Parent-child interaction (video recording)

Children and their parents are videotaped while they play with each other or discuss specific topics. Because these data are difficult to pseudonymise and could be scored/coded on many different aspects, YOUth provides a special local laboratory space to perform the desired qualitative analysis on these video data.

Magnetic Resonance Imaging (MRI) data (3D image)

MRI data of children are collected to study structural (3D image of the brain, skull, and outer layers of the head) and functional (brain activity) properties of the brain.

To pseudonymise the MRI data, structural MRI scans (DICOM) are defaced using mri_deface (v1.22), resulting in NIfTi files. Additionally, the AnonymoUUs tool replaces the pseudonym in the filenames.

Electro-encephalography (EEG) data (video and text files)

A cap is placed on the child’s head with electrodes attached to measure brain activity. The child is placed in front of a monitor and views various on-screen stimuli (incl. faces, objects, sounds, music, toys). A video is also made to check whether the child watches the screen. For the moment, the videos will not be shared with external researchers. In the EEG data itself, the AnonymoUUs tool replaces the pseudonym and date.

Eye tracking data (text files)

Children are placed in front of a screen and view various stimuli (incl. faces, objects, sounds, music, toys), with or without an assignment. Eye movements and focus points are recorded using an eyetracker. To pseudonymise these data, the AnonymoUUs tool replaces the pseudonym and date in the eyetracking data and the filenames.

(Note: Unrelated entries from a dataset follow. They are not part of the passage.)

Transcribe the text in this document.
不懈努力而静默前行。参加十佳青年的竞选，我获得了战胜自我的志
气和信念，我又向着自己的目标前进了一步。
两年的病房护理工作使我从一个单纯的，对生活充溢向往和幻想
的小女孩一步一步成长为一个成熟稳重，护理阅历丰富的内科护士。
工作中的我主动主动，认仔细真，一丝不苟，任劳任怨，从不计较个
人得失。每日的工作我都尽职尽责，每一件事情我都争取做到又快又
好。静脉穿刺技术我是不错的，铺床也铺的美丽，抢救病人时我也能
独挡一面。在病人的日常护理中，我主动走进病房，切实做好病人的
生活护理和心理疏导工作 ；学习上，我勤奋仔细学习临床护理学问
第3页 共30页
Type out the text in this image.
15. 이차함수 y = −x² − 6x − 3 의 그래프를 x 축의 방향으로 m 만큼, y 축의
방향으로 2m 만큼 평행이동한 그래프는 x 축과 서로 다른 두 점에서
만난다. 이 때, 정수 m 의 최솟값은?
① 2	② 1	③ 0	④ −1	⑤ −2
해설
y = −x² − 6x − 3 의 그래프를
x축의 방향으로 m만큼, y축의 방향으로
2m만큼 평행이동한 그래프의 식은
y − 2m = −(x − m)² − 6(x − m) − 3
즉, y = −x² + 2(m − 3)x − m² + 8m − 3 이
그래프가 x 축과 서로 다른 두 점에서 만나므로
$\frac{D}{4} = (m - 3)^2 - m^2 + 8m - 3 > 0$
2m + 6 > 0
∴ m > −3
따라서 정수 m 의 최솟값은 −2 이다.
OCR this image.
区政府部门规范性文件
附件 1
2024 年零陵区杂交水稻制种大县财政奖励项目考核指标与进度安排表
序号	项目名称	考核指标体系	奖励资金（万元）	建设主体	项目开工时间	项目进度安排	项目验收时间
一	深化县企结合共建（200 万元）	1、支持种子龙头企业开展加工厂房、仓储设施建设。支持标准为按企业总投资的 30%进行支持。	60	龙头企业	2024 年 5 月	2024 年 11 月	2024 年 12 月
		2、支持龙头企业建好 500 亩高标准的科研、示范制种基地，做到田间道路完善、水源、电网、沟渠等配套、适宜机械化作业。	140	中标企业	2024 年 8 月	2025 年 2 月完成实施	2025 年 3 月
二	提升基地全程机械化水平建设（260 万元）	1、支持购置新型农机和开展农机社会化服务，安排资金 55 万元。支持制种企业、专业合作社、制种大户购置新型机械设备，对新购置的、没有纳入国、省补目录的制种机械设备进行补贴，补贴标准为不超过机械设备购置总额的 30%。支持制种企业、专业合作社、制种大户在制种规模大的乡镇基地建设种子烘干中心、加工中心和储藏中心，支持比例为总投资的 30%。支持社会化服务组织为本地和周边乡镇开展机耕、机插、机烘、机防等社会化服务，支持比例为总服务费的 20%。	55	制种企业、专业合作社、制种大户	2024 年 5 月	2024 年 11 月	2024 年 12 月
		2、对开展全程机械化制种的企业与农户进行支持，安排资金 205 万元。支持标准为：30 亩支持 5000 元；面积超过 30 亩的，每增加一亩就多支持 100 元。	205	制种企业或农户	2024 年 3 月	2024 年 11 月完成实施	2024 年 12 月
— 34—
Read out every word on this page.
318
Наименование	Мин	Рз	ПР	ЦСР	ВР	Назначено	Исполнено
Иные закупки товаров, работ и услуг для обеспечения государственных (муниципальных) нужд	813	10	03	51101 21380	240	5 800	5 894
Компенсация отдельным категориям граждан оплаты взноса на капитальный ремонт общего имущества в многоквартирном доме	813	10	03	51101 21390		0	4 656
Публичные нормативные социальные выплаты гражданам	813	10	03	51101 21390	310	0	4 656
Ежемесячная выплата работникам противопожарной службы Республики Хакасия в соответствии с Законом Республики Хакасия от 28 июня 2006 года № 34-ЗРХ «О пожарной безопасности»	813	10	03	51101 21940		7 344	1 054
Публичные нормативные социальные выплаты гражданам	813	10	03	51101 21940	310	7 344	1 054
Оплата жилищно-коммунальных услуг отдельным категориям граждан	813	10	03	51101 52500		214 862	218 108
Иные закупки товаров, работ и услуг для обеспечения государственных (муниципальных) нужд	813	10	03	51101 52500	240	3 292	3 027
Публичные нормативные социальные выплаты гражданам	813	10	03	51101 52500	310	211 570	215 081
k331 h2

Ultrasound images (3D echos)

During the mothers’ pregnancy, 3D ultrasound images are made of foetuses to follow overall and brain size development. To pseudonymise these data, the ultrasound images (DICOM) will be converted to nifti (.nii) format, which does not contain header information. Additionally, the AnonymoUUs tool replaces the pseudonym and date in the filenames and in the SQL database that comes with the measurement.

Biological materials

At various moments during the study, (chord) blood, hair, saliva, and buccal swabs are taken from the child and sometimes their parent(s). The samples cannot be pseudonymised, because they are physical samples. Instead, a procedure is in place to have biological samples analysed at preferred partners, without having to share the physical samples with researchers.